4Department of Pediatrics, Texas Tech University Health Sciences Center, USA
*Corresponding author: Kesheng Wang, Department of Biostatistics and Epidemiology, College of Public Health, East Tennessee State University, PO Box 70259, Lamb Hall, Johnson City, TN 37614-1700, USA, Tel:1-423-439-4481, Fax: 1- 423-439- 4606, E-mail: firstname.lastname@example.org
Int J Clin Biostat Biom, IJCBB-1-004, (Volume 1, Issue 1), Research Article; ISSN: 2469-5831
Received: August 12, 2015 | Accepted: September 07, 2015 | Published: September 09, 2015
Citation: Wang KS, Pan Y, Wang W, Xu C (2015) Bayesian Survival Analysis of Genetic Variants in PTPRN2 Gene for Age at Onset of Cancer.
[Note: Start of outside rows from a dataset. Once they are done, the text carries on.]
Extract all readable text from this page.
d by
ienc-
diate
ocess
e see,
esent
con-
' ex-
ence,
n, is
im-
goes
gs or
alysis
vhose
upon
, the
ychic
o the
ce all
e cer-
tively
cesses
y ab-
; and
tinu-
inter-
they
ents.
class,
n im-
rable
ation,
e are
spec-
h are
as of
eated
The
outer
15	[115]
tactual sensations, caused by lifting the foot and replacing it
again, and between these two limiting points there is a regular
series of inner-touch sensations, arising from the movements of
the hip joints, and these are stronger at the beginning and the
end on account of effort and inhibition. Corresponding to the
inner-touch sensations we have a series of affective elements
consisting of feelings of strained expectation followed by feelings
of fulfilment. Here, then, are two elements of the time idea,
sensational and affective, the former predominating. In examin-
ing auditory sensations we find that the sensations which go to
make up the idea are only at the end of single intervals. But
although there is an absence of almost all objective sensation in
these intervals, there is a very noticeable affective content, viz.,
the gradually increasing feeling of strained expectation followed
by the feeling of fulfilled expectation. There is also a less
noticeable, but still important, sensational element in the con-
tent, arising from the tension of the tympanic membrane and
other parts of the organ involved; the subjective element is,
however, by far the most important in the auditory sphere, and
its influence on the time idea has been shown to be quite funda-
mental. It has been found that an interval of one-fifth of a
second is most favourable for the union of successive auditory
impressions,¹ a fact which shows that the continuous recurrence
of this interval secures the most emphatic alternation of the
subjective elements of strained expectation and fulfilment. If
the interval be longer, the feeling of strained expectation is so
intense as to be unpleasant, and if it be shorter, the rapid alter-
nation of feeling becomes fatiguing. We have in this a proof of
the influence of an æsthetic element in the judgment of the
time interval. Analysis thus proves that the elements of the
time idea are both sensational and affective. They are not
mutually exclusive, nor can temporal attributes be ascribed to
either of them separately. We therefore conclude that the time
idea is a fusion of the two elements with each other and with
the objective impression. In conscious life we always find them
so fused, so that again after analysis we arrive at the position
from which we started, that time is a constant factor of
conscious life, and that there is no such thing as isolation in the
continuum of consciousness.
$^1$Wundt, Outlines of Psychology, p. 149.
Int J Clin Biostat Biom 1:004. 10.23937/2469-5831/1510004
Copyright: © 2015 Wang KS, et al. This is an open-access article distributed under the terms of the Creative Commons Attribution License, which permits unrestricted use, distribution, and reproduction in any medium, provided the original author and source are credited.
Background: The protein tyrosine phosphatase, receptor type, N polypeptide 2 (PTPRN2) gene may play a role in cancer; however, no study has focused on the associations of genetic variants within the PTPRN2 gene with age at onset (AAO) of cancer.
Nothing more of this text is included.